In the midst of a pandemic, a California lawmaker who had given birth just a month before cast her vote on a bill with her crying baby in her arms. 

It didn’t have to be this way. 

Assemblywoman Buffy Wicks had asked to be allowed to vote by proxy on a housing bill Monday, but her request was denied. The speaker of California’s State Assembly, Anthony Rendon, decided she would have to vote in person or not at all. Only those who are considered at higher risk of COVID-19 are allowed to have a legislative leader, a proxy, vote on their behalf, according to Assembly rules introduced in July. As a new mother, Wicks didn’t cut it in Rendon’s eyes.

Those who are pregnant are at an increased risk of getting COVID-19, according to the CDC. The agency doesn’t extend the same warning for people who’ve recently given birth, but postpartum complications could lead to other health issues that do put one at risk, writes Politico, which first reported on Wicks’ vote. Babies under two are at higher risk to contract the virus than older children, but it’s rare, according to the Mayo Clinic, a nonprofit medical center and research organization.  

“I was actually in the middle of feeding my daughter when this bill came up and I ran down on the floor today because I strongly believe we need to pass this bill. We are 3.5 million homes shy of where we need to be,” Wicks said, as her daughter cried in her arms. “And Elly agrees.”

“Please, please, please pass this bill, and I’m gonna go finish feeding my daughter.”

The bill didn’t make it. But another one the Democrat voted for on Monday did. That one would expand the state’s paid family leave program if signed by Gov. Gavin Newsom. 

Rendon, a Democrat, was just following the Assembly’s rules, his spokesperson, Katie Talbot, told Politico in a statement. “The house resolution pertaining to proxy voting is very specific, in that only members at a higher risk from Covid-19 will be considered eligible for proxy voting,” she said. 

“This bar of eligibility was always intended to be high, to ensure the protection of our legislative process.”

Mashable reached out to Wicks’ and Rendon’s respective offices for comment but received no response by the time of publication.

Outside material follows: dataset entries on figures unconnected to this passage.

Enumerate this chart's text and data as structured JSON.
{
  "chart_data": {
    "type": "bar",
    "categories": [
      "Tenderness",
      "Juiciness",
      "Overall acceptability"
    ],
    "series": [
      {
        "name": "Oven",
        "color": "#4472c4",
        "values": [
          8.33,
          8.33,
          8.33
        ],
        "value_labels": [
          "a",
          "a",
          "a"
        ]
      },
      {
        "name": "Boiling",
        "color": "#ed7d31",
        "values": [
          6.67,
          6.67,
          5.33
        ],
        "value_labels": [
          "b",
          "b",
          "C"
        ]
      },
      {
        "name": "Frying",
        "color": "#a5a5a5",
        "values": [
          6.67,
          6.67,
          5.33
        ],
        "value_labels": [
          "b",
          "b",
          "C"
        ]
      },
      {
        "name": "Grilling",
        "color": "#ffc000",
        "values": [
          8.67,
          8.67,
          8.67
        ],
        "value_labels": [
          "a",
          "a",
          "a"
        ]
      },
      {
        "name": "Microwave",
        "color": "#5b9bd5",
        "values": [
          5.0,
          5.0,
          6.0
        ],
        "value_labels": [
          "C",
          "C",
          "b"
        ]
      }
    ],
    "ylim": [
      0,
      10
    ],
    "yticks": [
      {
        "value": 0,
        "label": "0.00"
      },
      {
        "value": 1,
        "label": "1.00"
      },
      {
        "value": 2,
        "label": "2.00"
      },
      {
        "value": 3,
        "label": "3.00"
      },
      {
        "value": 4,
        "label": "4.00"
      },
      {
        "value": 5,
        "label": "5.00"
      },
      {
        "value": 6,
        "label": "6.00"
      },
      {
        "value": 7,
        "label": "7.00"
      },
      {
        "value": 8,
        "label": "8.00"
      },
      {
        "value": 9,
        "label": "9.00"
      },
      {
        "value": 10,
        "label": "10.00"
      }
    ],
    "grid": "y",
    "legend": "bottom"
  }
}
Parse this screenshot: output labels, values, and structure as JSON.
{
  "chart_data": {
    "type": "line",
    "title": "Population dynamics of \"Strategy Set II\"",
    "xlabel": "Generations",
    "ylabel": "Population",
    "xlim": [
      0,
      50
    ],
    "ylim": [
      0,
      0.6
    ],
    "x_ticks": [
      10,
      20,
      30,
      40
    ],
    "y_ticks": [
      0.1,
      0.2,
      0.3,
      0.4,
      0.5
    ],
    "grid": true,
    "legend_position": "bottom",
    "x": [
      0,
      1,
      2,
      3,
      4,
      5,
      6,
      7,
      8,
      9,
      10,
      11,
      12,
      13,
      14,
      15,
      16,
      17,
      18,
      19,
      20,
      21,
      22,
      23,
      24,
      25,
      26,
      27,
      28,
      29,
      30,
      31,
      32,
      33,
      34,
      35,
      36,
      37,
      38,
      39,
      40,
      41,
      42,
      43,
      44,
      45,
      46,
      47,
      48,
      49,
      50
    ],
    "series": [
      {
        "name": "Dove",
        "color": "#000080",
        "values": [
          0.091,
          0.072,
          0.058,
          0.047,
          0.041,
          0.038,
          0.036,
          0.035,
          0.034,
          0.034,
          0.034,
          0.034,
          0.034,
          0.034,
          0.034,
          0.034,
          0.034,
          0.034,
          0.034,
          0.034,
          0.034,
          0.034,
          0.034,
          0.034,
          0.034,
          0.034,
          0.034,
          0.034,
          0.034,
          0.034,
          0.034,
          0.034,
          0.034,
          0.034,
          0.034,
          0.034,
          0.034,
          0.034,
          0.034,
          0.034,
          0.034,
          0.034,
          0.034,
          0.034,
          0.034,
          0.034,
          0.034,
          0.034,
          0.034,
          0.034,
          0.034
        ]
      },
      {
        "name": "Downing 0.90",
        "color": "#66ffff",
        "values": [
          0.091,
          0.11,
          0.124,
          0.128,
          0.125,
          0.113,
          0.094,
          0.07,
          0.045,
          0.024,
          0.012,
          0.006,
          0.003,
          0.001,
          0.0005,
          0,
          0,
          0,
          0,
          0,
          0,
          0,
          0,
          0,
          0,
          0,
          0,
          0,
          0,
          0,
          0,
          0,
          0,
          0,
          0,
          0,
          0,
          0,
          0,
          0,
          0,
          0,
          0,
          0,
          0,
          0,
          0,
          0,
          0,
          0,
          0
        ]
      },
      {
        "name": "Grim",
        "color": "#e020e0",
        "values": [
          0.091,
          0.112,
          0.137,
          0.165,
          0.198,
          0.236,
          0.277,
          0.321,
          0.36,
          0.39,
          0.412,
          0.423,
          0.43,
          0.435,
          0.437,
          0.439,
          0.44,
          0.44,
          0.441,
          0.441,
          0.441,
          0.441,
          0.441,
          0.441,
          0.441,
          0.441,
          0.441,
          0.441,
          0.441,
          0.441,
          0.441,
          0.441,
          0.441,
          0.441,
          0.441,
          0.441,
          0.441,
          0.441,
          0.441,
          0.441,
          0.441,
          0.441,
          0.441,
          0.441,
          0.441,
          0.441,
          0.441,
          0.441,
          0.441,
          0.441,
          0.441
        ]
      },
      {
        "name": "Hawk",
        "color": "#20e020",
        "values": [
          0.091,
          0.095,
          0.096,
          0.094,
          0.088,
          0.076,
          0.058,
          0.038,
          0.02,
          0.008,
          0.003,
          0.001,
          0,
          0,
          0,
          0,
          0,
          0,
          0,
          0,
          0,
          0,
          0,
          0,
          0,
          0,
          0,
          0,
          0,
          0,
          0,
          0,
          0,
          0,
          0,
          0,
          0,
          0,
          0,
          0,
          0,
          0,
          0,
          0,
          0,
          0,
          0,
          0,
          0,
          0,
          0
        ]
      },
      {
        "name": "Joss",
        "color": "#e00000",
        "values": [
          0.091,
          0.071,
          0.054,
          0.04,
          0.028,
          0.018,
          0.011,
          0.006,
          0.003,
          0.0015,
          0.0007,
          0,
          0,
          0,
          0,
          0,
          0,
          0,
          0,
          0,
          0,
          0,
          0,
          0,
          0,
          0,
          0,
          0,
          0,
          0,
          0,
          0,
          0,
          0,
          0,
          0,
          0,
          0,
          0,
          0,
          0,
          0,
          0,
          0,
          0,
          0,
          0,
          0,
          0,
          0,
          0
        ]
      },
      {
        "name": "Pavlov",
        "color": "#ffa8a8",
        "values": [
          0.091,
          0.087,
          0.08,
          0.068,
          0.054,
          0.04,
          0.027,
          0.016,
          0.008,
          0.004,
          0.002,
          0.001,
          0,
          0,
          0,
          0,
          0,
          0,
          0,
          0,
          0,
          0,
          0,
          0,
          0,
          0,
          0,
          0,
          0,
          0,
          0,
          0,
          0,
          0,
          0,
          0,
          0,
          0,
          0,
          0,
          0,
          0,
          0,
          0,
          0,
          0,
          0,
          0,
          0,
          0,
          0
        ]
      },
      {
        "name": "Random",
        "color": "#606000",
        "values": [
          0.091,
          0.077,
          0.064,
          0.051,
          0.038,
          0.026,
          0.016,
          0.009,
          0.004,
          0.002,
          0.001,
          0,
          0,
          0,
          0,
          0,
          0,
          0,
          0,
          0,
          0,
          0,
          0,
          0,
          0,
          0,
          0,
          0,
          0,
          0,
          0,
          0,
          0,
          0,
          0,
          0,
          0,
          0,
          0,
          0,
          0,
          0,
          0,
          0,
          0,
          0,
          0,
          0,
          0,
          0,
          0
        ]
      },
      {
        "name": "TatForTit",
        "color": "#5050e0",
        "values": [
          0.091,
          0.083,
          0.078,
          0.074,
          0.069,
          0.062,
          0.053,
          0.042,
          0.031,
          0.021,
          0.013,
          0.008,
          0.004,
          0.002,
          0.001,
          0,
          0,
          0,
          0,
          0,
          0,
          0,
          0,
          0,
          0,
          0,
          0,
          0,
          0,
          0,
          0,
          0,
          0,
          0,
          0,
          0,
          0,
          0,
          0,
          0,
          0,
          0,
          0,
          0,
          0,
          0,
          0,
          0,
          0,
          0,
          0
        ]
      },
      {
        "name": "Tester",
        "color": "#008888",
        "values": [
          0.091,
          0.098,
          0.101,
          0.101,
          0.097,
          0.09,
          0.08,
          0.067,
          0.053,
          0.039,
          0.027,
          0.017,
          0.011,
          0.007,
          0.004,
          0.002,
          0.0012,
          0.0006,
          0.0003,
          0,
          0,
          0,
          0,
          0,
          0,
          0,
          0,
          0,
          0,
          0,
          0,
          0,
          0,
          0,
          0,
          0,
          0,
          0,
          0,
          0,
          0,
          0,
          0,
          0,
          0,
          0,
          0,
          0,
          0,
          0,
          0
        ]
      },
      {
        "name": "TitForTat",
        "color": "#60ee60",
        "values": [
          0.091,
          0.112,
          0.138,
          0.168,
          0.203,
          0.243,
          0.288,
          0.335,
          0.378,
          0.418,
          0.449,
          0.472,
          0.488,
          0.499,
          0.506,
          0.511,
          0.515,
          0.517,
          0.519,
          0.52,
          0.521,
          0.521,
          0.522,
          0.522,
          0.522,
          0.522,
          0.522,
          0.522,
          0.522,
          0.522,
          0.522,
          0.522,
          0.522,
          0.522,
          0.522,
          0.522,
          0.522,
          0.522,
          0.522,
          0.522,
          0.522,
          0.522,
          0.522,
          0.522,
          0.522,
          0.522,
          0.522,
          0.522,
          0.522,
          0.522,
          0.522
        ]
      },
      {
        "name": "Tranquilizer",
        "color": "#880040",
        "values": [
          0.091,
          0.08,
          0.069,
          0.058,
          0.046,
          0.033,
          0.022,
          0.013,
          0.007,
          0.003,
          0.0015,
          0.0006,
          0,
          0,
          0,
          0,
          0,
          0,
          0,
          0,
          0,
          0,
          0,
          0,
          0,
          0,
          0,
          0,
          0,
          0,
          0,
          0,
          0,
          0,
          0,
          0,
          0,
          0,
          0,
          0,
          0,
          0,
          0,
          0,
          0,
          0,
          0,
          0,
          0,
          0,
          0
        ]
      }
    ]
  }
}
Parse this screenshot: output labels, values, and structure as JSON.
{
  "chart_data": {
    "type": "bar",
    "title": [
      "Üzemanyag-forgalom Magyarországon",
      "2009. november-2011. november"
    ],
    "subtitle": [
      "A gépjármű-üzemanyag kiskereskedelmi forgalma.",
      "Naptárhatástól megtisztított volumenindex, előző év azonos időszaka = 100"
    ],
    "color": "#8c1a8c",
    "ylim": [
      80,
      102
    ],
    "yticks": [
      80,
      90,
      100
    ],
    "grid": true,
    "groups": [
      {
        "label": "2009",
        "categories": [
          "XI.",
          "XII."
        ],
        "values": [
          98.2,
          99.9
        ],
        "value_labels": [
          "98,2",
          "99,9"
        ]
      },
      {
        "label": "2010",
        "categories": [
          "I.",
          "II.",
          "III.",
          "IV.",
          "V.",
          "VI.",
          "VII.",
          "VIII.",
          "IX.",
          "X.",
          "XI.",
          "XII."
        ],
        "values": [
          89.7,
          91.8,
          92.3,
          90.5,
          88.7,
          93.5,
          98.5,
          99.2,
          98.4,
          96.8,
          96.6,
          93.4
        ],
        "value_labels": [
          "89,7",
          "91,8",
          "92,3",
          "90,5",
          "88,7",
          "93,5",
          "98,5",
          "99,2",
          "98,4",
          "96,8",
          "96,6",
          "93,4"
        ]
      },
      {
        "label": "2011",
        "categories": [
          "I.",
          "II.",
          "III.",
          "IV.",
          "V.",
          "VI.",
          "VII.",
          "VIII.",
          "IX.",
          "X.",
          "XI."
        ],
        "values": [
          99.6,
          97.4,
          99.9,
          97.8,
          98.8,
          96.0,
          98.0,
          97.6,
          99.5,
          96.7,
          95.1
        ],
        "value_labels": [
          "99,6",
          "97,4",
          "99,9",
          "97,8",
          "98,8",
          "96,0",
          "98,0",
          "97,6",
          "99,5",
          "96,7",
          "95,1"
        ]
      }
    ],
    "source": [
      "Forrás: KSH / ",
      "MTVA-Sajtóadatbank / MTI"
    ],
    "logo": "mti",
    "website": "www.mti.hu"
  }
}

As Wicks is being commended for showing up with her newborn to make the vote — even by Hillary Clinton, no less (Wicks supported her presidential run) — there’s a deeper frustration here. 

She shouldn’t have been forced to drive more than 80 miles from her Oakland home with her baby in tow to do it. She shouldn’t have had to stop feeding her one-month-old to run to the floor and vote. She shouldn’t have had to soothe a cranky baby as she pleaded with her colleagues. 

Compassion and workarounds for new parents with few childcare options available is already lacking in America. Add poor interpretations of coronavirus rules to the mix and you tie parents’ hands even further. Wicks is a symbol of bigger childcare issues, ones that have only been exacerbated by America’s messy and feeble response to the coronavirus. 

While Wicks wore a mask and patted her newborn in a striped blanket on the floor, Senate Republicans voted remotely after one of their members tested positive for coronavirus. Whether Wicks was at a higher risk was up to interpretation. She could’ve voted remotely, too. 

Just one man decided that she couldn’t.